Both are expected to work with Littrell for the foreseeable future. Littrell indicated that he would not immediately seek to fill the opening created by Wallis’ departure.
“It’s not a must,” Littrell said. “Why rock the boat?”
Mooney will be available this week
UNT will have one of its best players back this week in kicker Ethan Mooney.
The junior missed the Mean Green’s season opener with an undisclosed injury.
Zach Williams filled in. He hit a 30-yard field goal and all but one of his seven extra points.
Mooney hit all but one of his 44 extra points and 16 of his 20 field goals last season. He was a preseason All-Conference USA selection.
Running back Nic Smith is also expected to play this week. The senior did not play in the Mean Green’s win over HBU.
UNT expects to have full roster available
Littrell expects his full complement of players to be available this week as the UNT athletics department continues to deal with the COVID-19 pandemic.
The school has two active cases of the disease across its entire athletics department following its latest round of testing conducted last week. UNT has not released if the people who tested positive are coaches, staff members or athletes. It also has not acknowledged which sports those who tested positive are associated with.
Conference USA is requiring its schools to test football players three times per week.
“We’ll continue to stress with our guys to do the right thing. As of right now, yeah, we plan on it,” Littrell said of having all of his players available.
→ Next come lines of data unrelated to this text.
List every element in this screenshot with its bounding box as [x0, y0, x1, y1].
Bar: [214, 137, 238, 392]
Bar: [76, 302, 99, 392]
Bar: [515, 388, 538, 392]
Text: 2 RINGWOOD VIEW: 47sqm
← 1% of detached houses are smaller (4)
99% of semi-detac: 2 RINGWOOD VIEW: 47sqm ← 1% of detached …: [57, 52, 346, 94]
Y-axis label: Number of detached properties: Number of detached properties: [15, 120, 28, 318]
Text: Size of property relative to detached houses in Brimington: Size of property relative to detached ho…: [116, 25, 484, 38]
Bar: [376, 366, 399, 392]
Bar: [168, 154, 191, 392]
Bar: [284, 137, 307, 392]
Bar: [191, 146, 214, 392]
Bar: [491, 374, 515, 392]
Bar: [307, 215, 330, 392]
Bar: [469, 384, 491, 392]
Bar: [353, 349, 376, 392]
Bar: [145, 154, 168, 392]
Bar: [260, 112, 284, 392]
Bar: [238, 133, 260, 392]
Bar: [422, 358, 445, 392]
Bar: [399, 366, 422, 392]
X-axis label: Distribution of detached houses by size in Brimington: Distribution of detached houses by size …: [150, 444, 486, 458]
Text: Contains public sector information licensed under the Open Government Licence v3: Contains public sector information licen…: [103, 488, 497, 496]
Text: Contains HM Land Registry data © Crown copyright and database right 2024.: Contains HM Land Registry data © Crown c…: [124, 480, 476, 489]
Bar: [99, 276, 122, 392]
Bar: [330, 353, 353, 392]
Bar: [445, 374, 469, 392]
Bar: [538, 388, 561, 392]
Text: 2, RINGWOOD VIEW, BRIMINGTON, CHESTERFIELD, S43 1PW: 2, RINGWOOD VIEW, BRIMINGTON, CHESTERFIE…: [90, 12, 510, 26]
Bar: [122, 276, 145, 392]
Littrell: UNT benefited from bye week
UNT’s game at Texas A&M that was scheduled for last weekend was canceled after the SEC called off nonconfernce play.
Littrell believes the Mean Green benefited from what amounted to an unexpected bye week.
“It allowed us to spend a little bit extra time on correcting our mistakes from game one and make sure that we’re doing everything we need to do as a football team to be a lot better it game two,” Littrell said. “It also gave us an opportunity to prepare a little bit longer on SMU, which is a really good football team.”
The off week also gave UNT some additional time to recover from a long training camp.
UNT resumed its offseason program following the COIVD-19 shutdown this summer and quickly transitioned to fall camp.
“It gave us an opportunity to make sure we focused on nutrition and our health as well,” Littrell said. “Overall, it’s been really, really good.”